In Pilegesh bagivah a man sets out to return his wayward concubine, who has returned to her father’s house. Her father is so happy to greet her liaison and to send her away again as a concubine with this man. She doesn’t talk or express her feelings, but all we know is that her initial attempt to get away fails because of the collusion of her father and the man she serves.

On the way home this man chooses not to stop at the non Jewish village along the way but to continue to the S’dom- like town of Givah. His choice strikes me as some strange hypocritical act, choosing the evil Jews over the seemingly neutral non Jews. Here ensues a story dramatically similar to the Story of Lot in S’dom (from this past weeks parsha).

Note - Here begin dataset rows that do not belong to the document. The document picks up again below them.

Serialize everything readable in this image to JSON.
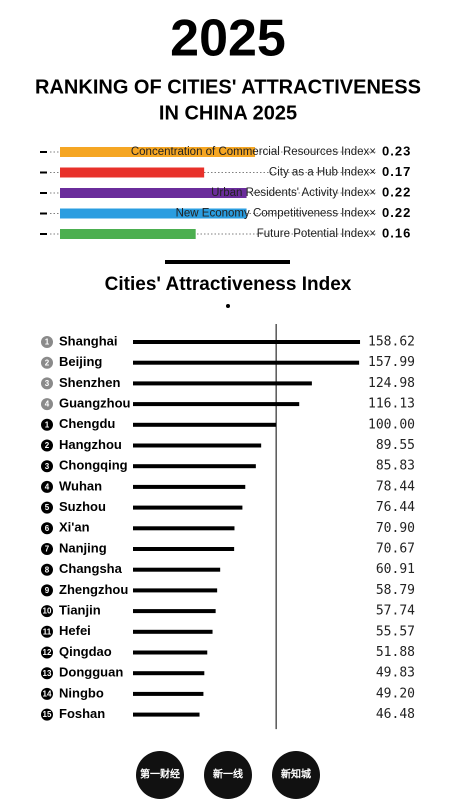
{
  "header": {
    "title": "2025",
    "subtitle": [
      "RANKING OF CITIES' ATTRACTIVENESS",
      "IN CHINA 2025"
    ]
  },
  "chart_data": [
    {
      "type": "bar",
      "categories": [
        "Concentration of Commercial Resources Index×",
        "City as a Hub Index×",
        "Urban Residents' Activity Index×",
        "New Economy Competitiveness Index×",
        "Future Potential Index×"
      ],
      "values": [
        0.23,
        0.17,
        0.22,
        0.22,
        0.16
      ],
      "colors": [
        "#f5a623",
        "#e8312a",
        "#6a2c9b",
        "#2a9de0",
        "#4caf50"
      ],
      "xlim": [
        0,
        0.25
      ]
    },
    {
      "type": "bar",
      "title": "Cities' Attractiveness Index",
      "ranks": [
        1,
        2,
        3,
        4,
        1,
        2,
        3,
        4,
        5,
        6,
        7,
        8,
        9,
        10,
        11,
        12,
        13,
        14,
        15
      ],
      "categories": [
        "Shanghai",
        "Beijing",
        "Shenzhen",
        "Guangzhou",
        "Chengdu",
        "Hangzhou",
        "Chongqing",
        "Wuhan",
        "Suzhou",
        "Xi'an",
        "Nanjing",
        "Changsha",
        "Zhengzhou",
        "Tianjin",
        "Hefei",
        "Qingdao",
        "Dongguan",
        "Ningbo",
        "Foshan"
      ],
      "values": [
        158.62,
        157.99,
        124.98,
        116.13,
        100.0,
        89.55,
        85.83,
        78.44,
        76.44,
        70.9,
        70.67,
        60.91,
        58.79,
        57.74,
        55.57,
        51.88,
        49.83,
        49.2,
        46.48
      ],
      "value_labels": [
        "158.62",
        "157.99",
        "124.98",
        "116.13",
        "100.00",
        "89.55",
        "85.83",
        "78.44",
        "76.44",
        "70.90",
        "70.67",
        "60.91",
        "58.79",
        "57.74",
        "55.57",
        "51.88",
        "49.83",
        "49.20",
        "46.48"
      ],
      "color": "#000000",
      "rank_colors": [
        "#8a8a8a",
        "#000000"
      ],
      "xlim": [
        0,
        160
      ],
      "reference_line": 100
    }
  ],
  "footer": {
    "logos": [
      "第一财经",
      "新一线",
      "新知城"
    ]
  }
}
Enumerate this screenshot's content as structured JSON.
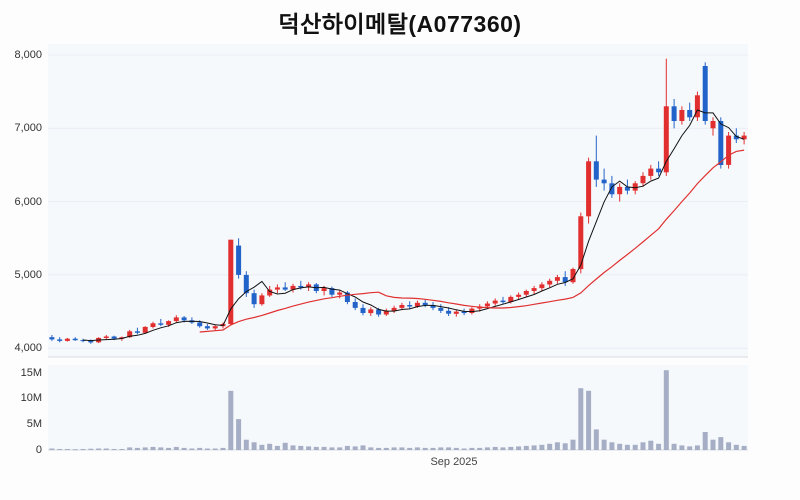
{
  "page": {
    "title": "덕산하이메탈(A077360)"
  },
  "chart_data": {
    "type": "candlestick_with_volume",
    "title": "덕산하이메탈(A077360)",
    "stock_name": "덕산하이메탈",
    "stock_code": "A077360",
    "x_axis": {
      "tick_labels": [
        "Sep 2025"
      ],
      "tick_positions": [
        0.58
      ]
    },
    "price_axis": {
      "tick_labels": [
        "8,000",
        "7,000",
        "6,000",
        "5,000",
        "4,000"
      ],
      "tick_values": [
        8000,
        7000,
        6000,
        5000,
        4000
      ],
      "min": 3880,
      "max": 8150
    },
    "volume_axis": {
      "tick_labels": [
        "15M",
        "10M",
        "5M",
        "0"
      ],
      "tick_values": [
        15,
        10,
        5,
        0
      ],
      "unit": "millions_of_shares",
      "max": 16.5
    },
    "ma_periods": {
      "short": 5,
      "long": 20
    },
    "legend": [
      "candles",
      "ma-short-black",
      "ma-long-red"
    ],
    "grid": "horizontal-faint",
    "colors": {
      "up": "#e12e2e",
      "down": "#2263c9",
      "volume": "#a6aec5",
      "ma_short": "#111111",
      "ma_long": "#e03131",
      "panel_bg": "#f6f9fc",
      "grid": "#e9eef4",
      "axis": "#d6dbe1",
      "title_text": "#111111",
      "tick_text": "#333333"
    },
    "ohlc": [
      [
        4150,
        4180,
        4100,
        4120
      ],
      [
        4120,
        4150,
        4080,
        4100
      ],
      [
        4100,
        4140,
        4090,
        4130
      ],
      [
        4130,
        4150,
        4100,
        4110
      ],
      [
        4110,
        4130,
        4080,
        4100
      ],
      [
        4100,
        4120,
        4060,
        4080
      ],
      [
        4080,
        4150,
        4070,
        4140
      ],
      [
        4140,
        4180,
        4120,
        4160
      ],
      [
        4160,
        4170,
        4110,
        4130
      ],
      [
        4130,
        4160,
        4100,
        4150
      ],
      [
        4150,
        4250,
        4140,
        4230
      ],
      [
        4230,
        4280,
        4190,
        4210
      ],
      [
        4210,
        4300,
        4200,
        4290
      ],
      [
        4290,
        4360,
        4270,
        4340
      ],
      [
        4340,
        4400,
        4300,
        4320
      ],
      [
        4320,
        4380,
        4290,
        4370
      ],
      [
        4370,
        4450,
        4350,
        4420
      ],
      [
        4420,
        4440,
        4350,
        4380
      ],
      [
        4380,
        4420,
        4330,
        4350
      ],
      [
        4350,
        4380,
        4280,
        4300
      ],
      [
        4300,
        4330,
        4250,
        4270
      ],
      [
        4270,
        4320,
        4240,
        4300
      ],
      [
        4300,
        4350,
        4270,
        4330
      ],
      [
        4330,
        5480,
        4310,
        5480
      ],
      [
        5400,
        5500,
        4950,
        5000
      ],
      [
        5000,
        5050,
        4700,
        4750
      ],
      [
        4750,
        4800,
        4550,
        4600
      ],
      [
        4600,
        4750,
        4580,
        4720
      ],
      [
        4720,
        4850,
        4700,
        4800
      ],
      [
        4800,
        4870,
        4750,
        4830
      ],
      [
        4830,
        4900,
        4780,
        4800
      ],
      [
        4800,
        4880,
        4760,
        4850
      ],
      [
        4850,
        4920,
        4800,
        4830
      ],
      [
        4830,
        4900,
        4780,
        4870
      ],
      [
        4870,
        4890,
        4750,
        4780
      ],
      [
        4780,
        4850,
        4720,
        4820
      ],
      [
        4820,
        4840,
        4700,
        4730
      ],
      [
        4730,
        4800,
        4680,
        4760
      ],
      [
        4760,
        4780,
        4600,
        4630
      ],
      [
        4630,
        4680,
        4520,
        4550
      ],
      [
        4550,
        4600,
        4450,
        4480
      ],
      [
        4480,
        4560,
        4440,
        4530
      ],
      [
        4530,
        4550,
        4430,
        4460
      ],
      [
        4460,
        4540,
        4440,
        4510
      ],
      [
        4510,
        4580,
        4480,
        4550
      ],
      [
        4550,
        4620,
        4520,
        4590
      ],
      [
        4590,
        4640,
        4540,
        4570
      ],
      [
        4570,
        4650,
        4550,
        4620
      ],
      [
        4620,
        4660,
        4560,
        4590
      ],
      [
        4590,
        4630,
        4520,
        4550
      ],
      [
        4550,
        4600,
        4480,
        4510
      ],
      [
        4510,
        4560,
        4440,
        4470
      ],
      [
        4470,
        4530,
        4430,
        4500
      ],
      [
        4500,
        4540,
        4450,
        4480
      ],
      [
        4480,
        4560,
        4460,
        4540
      ],
      [
        4540,
        4600,
        4500,
        4570
      ],
      [
        4570,
        4640,
        4540,
        4610
      ],
      [
        4610,
        4680,
        4580,
        4650
      ],
      [
        4650,
        4700,
        4600,
        4630
      ],
      [
        4630,
        4720,
        4610,
        4700
      ],
      [
        4700,
        4760,
        4660,
        4730
      ],
      [
        4730,
        4800,
        4700,
        4780
      ],
      [
        4780,
        4850,
        4740,
        4820
      ],
      [
        4820,
        4900,
        4780,
        4870
      ],
      [
        4870,
        4950,
        4830,
        4920
      ],
      [
        4920,
        5000,
        4880,
        4970
      ],
      [
        4970,
        5050,
        4850,
        4900
      ],
      [
        4900,
        5100,
        4880,
        5080
      ],
      [
        5080,
        5850,
        5020,
        5800
      ],
      [
        5800,
        6600,
        5700,
        6550
      ],
      [
        6550,
        6900,
        6200,
        6300
      ],
      [
        6300,
        6450,
        6150,
        6250
      ],
      [
        6250,
        6350,
        6050,
        6100
      ],
      [
        6100,
        6250,
        6000,
        6200
      ],
      [
        6200,
        6300,
        6100,
        6150
      ],
      [
        6150,
        6280,
        6100,
        6250
      ],
      [
        6250,
        6400,
        6200,
        6350
      ],
      [
        6350,
        6500,
        6300,
        6450
      ],
      [
        6450,
        6550,
        6350,
        6400
      ],
      [
        6400,
        7950,
        6350,
        7300
      ],
      [
        7300,
        7400,
        7000,
        7100
      ],
      [
        7100,
        7300,
        7050,
        7250
      ],
      [
        7250,
        7350,
        7100,
        7150
      ],
      [
        7150,
        7500,
        7100,
        7450
      ],
      [
        7850,
        7900,
        7050,
        7100
      ],
      [
        7000,
        7150,
        6900,
        7100
      ],
      [
        7100,
        7150,
        6450,
        6500
      ],
      [
        6500,
        6950,
        6450,
        6900
      ],
      [
        6900,
        7000,
        6800,
        6850
      ],
      [
        6850,
        6950,
        6780,
        6900
      ]
    ],
    "volume_m": [
      0.3,
      0.2,
      0.2,
      0.15,
      0.2,
      0.25,
      0.3,
      0.3,
      0.2,
      0.2,
      0.5,
      0.4,
      0.5,
      0.6,
      0.5,
      0.4,
      0.6,
      0.4,
      0.3,
      0.4,
      0.3,
      0.3,
      0.4,
      11.5,
      6,
      2,
      1.5,
      1,
      1.2,
      0.8,
      1.4,
      0.9,
      0.8,
      0.7,
      0.6,
      0.6,
      0.5,
      0.5,
      0.8,
      0.7,
      0.9,
      0.5,
      0.4,
      0.4,
      0.5,
      0.5,
      0.4,
      0.5,
      0.4,
      0.4,
      0.5,
      0.5,
      0.4,
      0.3,
      0.4,
      0.4,
      0.5,
      0.6,
      0.5,
      0.6,
      0.7,
      0.8,
      0.9,
      1,
      1.2,
      1.5,
      1.3,
      2,
      12,
      11.5,
      4,
      2,
      1.5,
      1.2,
      1,
      1,
      1.5,
      1.8,
      1.2,
      15.5,
      1.2,
      0.9,
      0.7,
      0.9,
      3.5,
      2,
      2.5,
      1.5,
      1,
      0.8
    ]
  }
}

When the people demand the male guests, the host and guest decide to toss out the concubine – the one he cared so much about as to retrieve from her father’s house- to the wolves, where she is brutally gang raped till morning.

He goes to sleep, he forgets about her, he finds her only because he stumbles over her limp hand as he leaves the house in the morning. Yet he is inflamed with self righteous anger about how his concubine was treated by this den of Jewish wolves- what did he expect when he locked the door behind himself. It is not even clear that she is dead, but he chops her up into 12 pieces and sends them to all the tribes as a proof that the tribe of Binyamin is corrupt and deserves to be eradicated.  Indeed Israel comes to his aid and there is a bloody civil war as a result.

The Binyaminites perhaps did deserve what they got, though a lot of blood was shed on both sides. Still the sacrifice is the woman, whose name we don’t know, who isn’t even a proper wife, who may not have even been dead when her uncaring proprietor chopped her into pieces to get revenge. Do the Binyaminites learn anything? For that matter do any of the Jews learn anything?

After the war the Jews swear not to marry any of their daughters to the tribe of Binyamin, but still are concerned with the identity of the tribe which is about to be extinct because apparently all the women have been killed- though some men remain. So what do they do they find another city that deserves punishment (people who didn’t show up to fight the civil war to begin with) they kill all the men and women accept those women who are virgins. (Because in this pure world of theirs I suppose it is important that the Binyaminites marry virgins!) Then these women are forcefully given to the Binyaminites who survived. And when there are not enough women to satisfy their needs, women are sent to the fields to dance while the Binyamin men are allowed to kidnap them avoiding the problem of breaking their oath not to marry their daughters to this morally decrepit tribe.

No one will claim that this is a story of a model society. In fact it seems to suggest that in morally decayed societies the powerless women are those who feel the brunt of the depravity. They are used as pawns: to satisfy sexual and financial needs of husbands and fathers, to protect individual men from the ravages of the street, to prove a national point, and then to rehabilitate the very corrupt tribe that abused the concubine to begin with.